Grande melómano, segundo um familiar, num dos seus regressos à sua vila natal terá utilizado o sistema de som do teatro para compartilhar música clássica e de ópera com os mertolenses. Segundo um dos seus discípulos, era


possuidor de uma cultura vastíssima, vivamente interessado por todos os problemas do Homem, Sebastião e Silva era o oposto do cientista confinado nos limites da sua ciência. A sua conversa era um encanto, e um estímulo permanente ao exercício da inteligência e à abertura do espírito.” J. Campos Ferreira (1997).

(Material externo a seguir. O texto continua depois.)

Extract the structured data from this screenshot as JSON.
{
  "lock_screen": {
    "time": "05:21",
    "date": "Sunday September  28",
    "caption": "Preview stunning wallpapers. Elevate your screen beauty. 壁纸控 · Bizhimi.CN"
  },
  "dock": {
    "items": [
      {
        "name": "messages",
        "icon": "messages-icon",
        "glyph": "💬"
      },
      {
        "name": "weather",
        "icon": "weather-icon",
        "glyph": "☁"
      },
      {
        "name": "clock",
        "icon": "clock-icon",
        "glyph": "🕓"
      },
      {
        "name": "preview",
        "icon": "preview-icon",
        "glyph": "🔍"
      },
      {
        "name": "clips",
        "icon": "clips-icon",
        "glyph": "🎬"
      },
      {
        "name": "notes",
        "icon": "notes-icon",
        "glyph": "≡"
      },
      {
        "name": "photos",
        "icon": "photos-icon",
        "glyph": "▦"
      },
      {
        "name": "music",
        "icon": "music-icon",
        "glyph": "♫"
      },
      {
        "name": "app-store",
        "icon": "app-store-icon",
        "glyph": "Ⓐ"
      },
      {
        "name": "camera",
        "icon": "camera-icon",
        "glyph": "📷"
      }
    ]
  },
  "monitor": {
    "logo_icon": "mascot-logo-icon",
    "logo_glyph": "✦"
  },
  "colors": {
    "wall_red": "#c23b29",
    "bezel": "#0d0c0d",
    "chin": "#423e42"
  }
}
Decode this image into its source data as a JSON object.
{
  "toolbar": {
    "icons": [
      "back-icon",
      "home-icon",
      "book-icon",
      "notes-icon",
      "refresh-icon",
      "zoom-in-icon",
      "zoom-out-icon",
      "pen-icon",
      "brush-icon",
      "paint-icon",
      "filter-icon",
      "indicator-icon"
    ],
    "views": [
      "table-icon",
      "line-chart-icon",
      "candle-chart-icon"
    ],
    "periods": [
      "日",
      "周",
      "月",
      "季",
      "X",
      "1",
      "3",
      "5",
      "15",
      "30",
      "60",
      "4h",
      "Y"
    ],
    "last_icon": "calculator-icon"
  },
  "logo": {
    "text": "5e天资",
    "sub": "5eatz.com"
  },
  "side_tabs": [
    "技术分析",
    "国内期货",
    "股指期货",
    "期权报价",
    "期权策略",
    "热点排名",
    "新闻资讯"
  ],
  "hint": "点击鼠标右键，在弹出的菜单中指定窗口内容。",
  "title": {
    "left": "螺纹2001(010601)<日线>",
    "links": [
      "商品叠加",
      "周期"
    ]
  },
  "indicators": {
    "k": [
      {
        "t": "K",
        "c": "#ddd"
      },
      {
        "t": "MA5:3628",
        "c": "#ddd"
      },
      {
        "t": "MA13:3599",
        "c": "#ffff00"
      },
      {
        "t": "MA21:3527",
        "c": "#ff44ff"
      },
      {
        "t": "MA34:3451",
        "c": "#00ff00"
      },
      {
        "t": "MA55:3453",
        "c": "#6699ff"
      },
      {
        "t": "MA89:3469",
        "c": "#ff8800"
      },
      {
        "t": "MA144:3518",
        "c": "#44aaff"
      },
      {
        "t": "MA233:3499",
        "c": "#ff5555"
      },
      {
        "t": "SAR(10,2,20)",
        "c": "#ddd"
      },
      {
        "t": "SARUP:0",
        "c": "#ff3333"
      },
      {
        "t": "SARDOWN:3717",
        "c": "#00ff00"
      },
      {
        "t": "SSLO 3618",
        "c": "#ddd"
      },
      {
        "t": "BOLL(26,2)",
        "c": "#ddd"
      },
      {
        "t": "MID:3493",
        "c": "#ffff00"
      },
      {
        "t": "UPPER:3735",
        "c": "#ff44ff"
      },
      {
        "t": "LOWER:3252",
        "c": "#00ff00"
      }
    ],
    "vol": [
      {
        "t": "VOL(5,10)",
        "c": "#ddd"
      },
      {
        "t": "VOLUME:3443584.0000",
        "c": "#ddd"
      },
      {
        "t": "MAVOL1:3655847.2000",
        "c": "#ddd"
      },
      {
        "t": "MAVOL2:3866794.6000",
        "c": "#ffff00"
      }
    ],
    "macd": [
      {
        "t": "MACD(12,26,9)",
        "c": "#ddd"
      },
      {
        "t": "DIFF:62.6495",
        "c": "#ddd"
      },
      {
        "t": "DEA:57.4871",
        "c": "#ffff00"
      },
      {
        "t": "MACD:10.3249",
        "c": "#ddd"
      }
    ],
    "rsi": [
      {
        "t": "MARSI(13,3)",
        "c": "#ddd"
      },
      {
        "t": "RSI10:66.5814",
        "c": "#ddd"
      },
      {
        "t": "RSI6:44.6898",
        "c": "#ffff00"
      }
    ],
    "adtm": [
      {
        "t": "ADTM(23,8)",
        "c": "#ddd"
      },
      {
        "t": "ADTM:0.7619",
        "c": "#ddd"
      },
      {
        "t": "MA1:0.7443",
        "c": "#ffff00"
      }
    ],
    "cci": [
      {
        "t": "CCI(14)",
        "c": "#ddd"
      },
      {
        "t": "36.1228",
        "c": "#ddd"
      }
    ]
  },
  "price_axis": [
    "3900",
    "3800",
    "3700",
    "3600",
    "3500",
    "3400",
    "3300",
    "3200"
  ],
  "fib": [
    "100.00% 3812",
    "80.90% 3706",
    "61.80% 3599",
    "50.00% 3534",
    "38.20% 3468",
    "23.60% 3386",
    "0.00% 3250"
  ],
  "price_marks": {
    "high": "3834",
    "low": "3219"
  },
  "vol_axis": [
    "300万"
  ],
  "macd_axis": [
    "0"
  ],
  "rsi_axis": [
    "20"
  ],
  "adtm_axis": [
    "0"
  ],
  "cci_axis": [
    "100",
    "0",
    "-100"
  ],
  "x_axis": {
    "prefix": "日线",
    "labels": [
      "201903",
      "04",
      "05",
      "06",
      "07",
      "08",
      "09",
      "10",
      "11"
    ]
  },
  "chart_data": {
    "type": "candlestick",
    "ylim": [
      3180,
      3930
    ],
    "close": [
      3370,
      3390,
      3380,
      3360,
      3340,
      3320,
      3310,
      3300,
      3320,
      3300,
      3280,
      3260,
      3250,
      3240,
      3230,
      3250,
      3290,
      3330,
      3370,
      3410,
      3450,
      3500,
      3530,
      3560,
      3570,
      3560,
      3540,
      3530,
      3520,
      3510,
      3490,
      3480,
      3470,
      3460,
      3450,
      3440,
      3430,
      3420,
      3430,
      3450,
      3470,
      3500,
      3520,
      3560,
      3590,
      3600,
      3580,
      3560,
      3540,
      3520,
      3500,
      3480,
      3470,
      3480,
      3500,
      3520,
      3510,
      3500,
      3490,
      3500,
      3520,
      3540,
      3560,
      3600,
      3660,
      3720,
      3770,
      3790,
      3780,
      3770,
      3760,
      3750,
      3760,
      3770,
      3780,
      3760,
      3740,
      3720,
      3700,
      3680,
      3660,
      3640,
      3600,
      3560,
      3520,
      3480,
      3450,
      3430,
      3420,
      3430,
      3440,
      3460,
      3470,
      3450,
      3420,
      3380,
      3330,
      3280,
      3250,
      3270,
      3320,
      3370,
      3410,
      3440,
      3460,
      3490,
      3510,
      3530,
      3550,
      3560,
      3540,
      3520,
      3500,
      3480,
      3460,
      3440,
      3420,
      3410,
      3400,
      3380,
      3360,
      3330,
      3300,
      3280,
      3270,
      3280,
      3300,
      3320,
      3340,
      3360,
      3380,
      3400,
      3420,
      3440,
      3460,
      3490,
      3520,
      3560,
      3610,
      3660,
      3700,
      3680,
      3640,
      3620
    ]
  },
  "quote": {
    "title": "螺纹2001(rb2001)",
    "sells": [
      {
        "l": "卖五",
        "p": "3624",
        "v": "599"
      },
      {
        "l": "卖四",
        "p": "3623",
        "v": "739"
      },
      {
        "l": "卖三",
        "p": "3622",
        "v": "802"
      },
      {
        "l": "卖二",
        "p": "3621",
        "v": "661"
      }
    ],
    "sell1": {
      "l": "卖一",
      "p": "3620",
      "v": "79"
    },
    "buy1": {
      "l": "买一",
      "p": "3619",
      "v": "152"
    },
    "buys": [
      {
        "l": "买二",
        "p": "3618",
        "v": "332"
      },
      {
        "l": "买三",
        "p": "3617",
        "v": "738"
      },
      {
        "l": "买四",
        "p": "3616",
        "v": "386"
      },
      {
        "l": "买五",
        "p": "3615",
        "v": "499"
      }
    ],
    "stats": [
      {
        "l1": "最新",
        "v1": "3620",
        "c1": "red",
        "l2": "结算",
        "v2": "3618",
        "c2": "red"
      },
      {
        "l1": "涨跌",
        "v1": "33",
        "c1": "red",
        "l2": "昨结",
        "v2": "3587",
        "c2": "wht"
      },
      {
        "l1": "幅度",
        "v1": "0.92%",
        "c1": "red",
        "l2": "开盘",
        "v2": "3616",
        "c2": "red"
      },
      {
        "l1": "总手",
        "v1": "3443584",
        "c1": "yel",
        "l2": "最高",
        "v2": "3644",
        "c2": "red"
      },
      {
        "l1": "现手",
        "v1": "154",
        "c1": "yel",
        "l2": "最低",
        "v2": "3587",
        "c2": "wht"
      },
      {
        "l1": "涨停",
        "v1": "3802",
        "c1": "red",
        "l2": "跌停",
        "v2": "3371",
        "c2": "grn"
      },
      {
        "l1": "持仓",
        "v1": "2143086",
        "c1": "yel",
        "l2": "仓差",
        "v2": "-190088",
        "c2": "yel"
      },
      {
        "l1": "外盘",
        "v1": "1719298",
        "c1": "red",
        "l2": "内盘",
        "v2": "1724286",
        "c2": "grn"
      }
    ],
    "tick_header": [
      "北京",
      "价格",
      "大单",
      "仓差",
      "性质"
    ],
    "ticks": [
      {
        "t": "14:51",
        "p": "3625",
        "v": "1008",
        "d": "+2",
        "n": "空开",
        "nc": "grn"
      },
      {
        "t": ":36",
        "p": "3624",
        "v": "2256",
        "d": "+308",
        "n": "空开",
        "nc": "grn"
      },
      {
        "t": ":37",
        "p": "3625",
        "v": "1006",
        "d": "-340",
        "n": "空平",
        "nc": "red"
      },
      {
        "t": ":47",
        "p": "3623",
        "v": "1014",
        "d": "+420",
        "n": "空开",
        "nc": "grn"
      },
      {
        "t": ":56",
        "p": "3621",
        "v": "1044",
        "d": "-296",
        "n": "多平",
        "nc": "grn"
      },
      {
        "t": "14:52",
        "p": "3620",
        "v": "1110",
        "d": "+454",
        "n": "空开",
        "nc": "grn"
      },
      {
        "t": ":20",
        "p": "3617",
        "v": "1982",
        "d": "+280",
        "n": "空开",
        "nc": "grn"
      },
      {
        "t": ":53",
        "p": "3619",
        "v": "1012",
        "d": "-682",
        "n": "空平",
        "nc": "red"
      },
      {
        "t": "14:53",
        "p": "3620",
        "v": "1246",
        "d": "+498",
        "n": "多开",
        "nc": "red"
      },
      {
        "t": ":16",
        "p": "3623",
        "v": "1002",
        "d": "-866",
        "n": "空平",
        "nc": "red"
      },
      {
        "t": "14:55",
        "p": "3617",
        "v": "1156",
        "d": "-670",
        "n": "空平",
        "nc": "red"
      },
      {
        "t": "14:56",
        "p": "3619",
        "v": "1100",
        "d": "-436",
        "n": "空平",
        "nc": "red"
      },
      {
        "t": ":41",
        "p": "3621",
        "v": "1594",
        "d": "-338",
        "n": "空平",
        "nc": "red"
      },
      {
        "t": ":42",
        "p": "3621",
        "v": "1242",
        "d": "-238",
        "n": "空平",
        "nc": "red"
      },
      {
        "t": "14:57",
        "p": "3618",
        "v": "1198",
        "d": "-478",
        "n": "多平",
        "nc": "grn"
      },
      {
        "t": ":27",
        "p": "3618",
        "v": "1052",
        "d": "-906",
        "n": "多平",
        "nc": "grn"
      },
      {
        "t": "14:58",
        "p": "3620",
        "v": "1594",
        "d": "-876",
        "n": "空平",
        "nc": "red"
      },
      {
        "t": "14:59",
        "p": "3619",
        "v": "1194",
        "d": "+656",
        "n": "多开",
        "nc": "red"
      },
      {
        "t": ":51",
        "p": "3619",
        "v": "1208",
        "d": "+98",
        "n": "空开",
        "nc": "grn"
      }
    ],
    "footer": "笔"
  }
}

A obra de José Sebastião e Silva está disponível online no link do Centenário.

O Professor


Um dos principais deveres do ensino é ensinar o aluno a pensar. E todo o aluno deve ambicionar adquirir autonomia mental e espírito crítico suficiente para não se deixar facilmente convencer com argumentos errados.” (...) “Os formalismos rigorosos têm a exatidão inflexível das máquinas de calcular, às quais se aplicam. A linguagem comum não tem a precisão das máquinas; mas, por isso mesmo, oferece outras vantagens, que a tornam imprescindível: a plasticidade, o dinamismo, o élan criador; numa palavra - a vida.” J. Sebastião e Silva (1964).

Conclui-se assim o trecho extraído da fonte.